The Noose was Homicide’s nickname for Senior Detective Elena Petelina. Homicide didn’t come up with the name – the felons had. And it wasn’t just because her last name sounded like petlya – the Russian word for «noose.» As a detective, Petelina was meticulous, cerebral and severe. If she sensed a murderer, she’d latch on and never let go. Inch by inch, she’d tighten the evidence round the suspect’s neck. She hassled field ops and forensics to no end, but her cases never fell apart at trial and were never rejected for further investigation.

Vanya had noticed that Valeyev always tried to work with Petelina. Rumor had it that they had been classmates, but the captain didn’t like to talk about his younger days. He was always informal with the detective, even though she was his senior. But that didn’t mean anything. Ladies liked the captain. His shameless approach could shatter the ice encasing the hearts of beauties you wouldn’t believe. And yet when it came to Petelina, Valeyev never seemed as sure of himself. Around her, he might as well have been some high-school milksop in the presence of a supermodel.

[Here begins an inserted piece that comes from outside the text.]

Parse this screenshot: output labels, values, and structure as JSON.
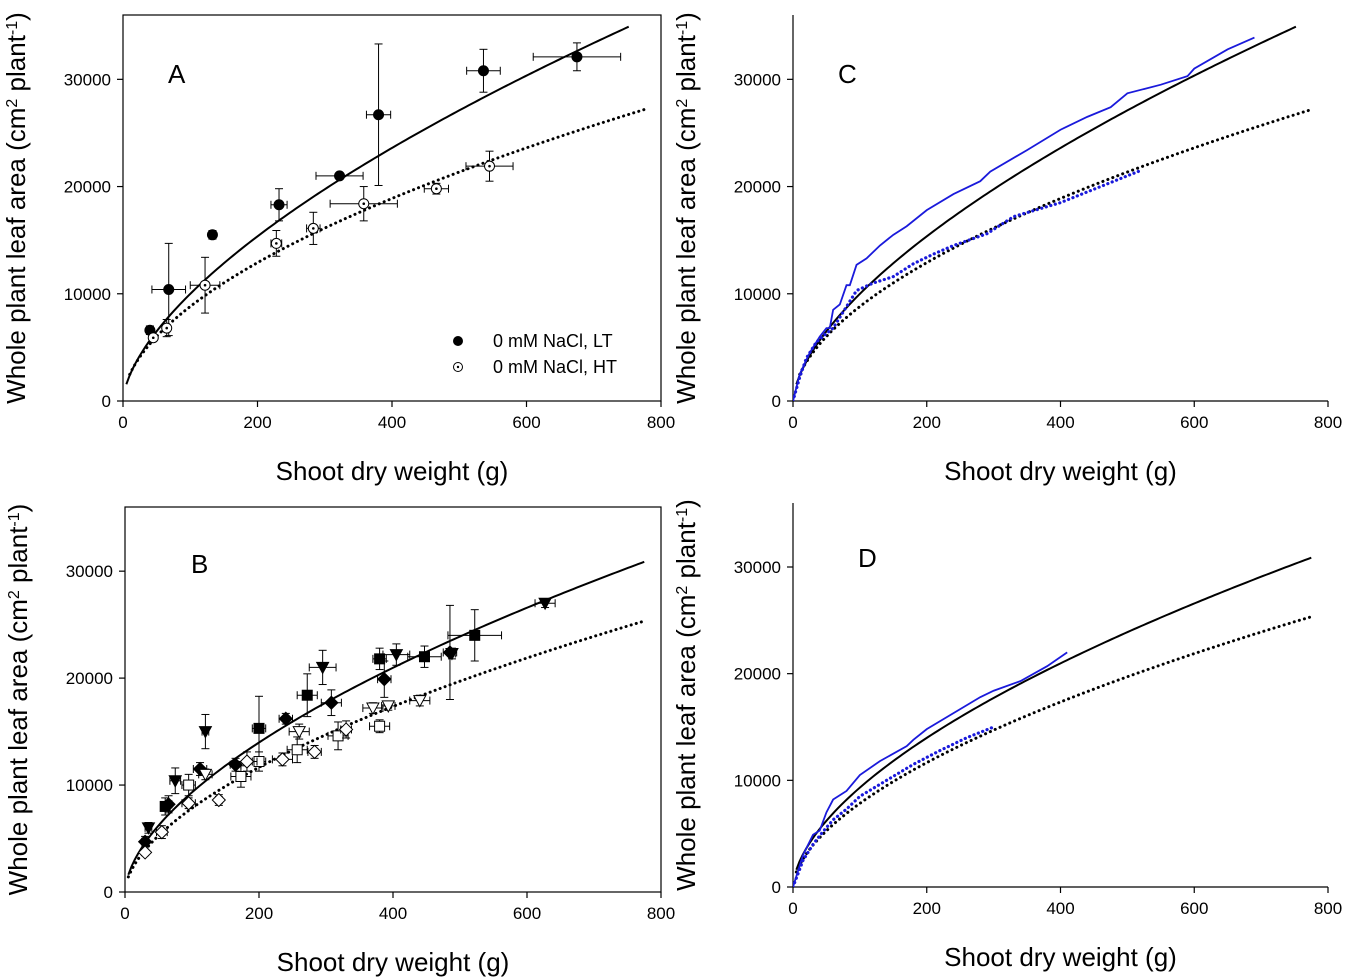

Vanya could not comprehend the captain’s fascination with the detective. Of course, she was an interesting woman, but she had such a cold gaze and strict voice, and her figure lacked all those nice curvy bits. Basically, she was just like – a noose! Yuck! And therefore not in the least like lovely little Galya from the passport desk. Little lips, little cheeks, little eyes and everything in the right place – front and back! Vanya had been lucky enough to witness firsthand the running exam portion of Galya’s fitness evaluation. Since then, the lovely vision of her in a taut T-shirt had, on more than one occasion, appeared to him in his dreams.

Vanya took a breath and glanced sideways at his senior officer. He really hoped the captain wouldn’t get it in his head to take things further with Galya. He was the kind that could after all.

«We’re here,» said Valeyev turning into the driveway to a Stalin-era apartment building.

He parked snuggly between the ambulance and a police cruiser. Slithering out like an eel through the cracked door, the captain offered a cigarette to a loitering beat cop, exchanged a few words and called to Ivan through the windshield.

«What are you, stuck? Petelina ain’t here yet. Let’s get to work Senior Lieutenant Mayorov! Service stars don’t just fall out of the sky.»

Vanya tried to open his door, assessed the width of the crack – no more than a pack of cigarettes – and, grunting, began to clamber over to the driver’s side.

4

Elena Petelina walked into the lobby of the apartment building.

The crime scene had attracted the typical hubbub. Cops stand smoking in the stairwell, quietly panning some soccer player. She does not know them but as soon as she appears, fists close over cigarettes, stomachs are gathered in and something like «Good evening, detective!» echoes in her wake – to be replaced by a respectful whisper once she has passed: «That’s her – that’s the Noose.» Elena doesn’t take offense. As Colonel Kharchenko puts it, only the best detectives are given nicknames.

Detective Petelina always tries to visit the crime scene herself. Evidence gathered in the first hours of the investigation is always the most precise. Better see for yourself than sift for it later among barren reports.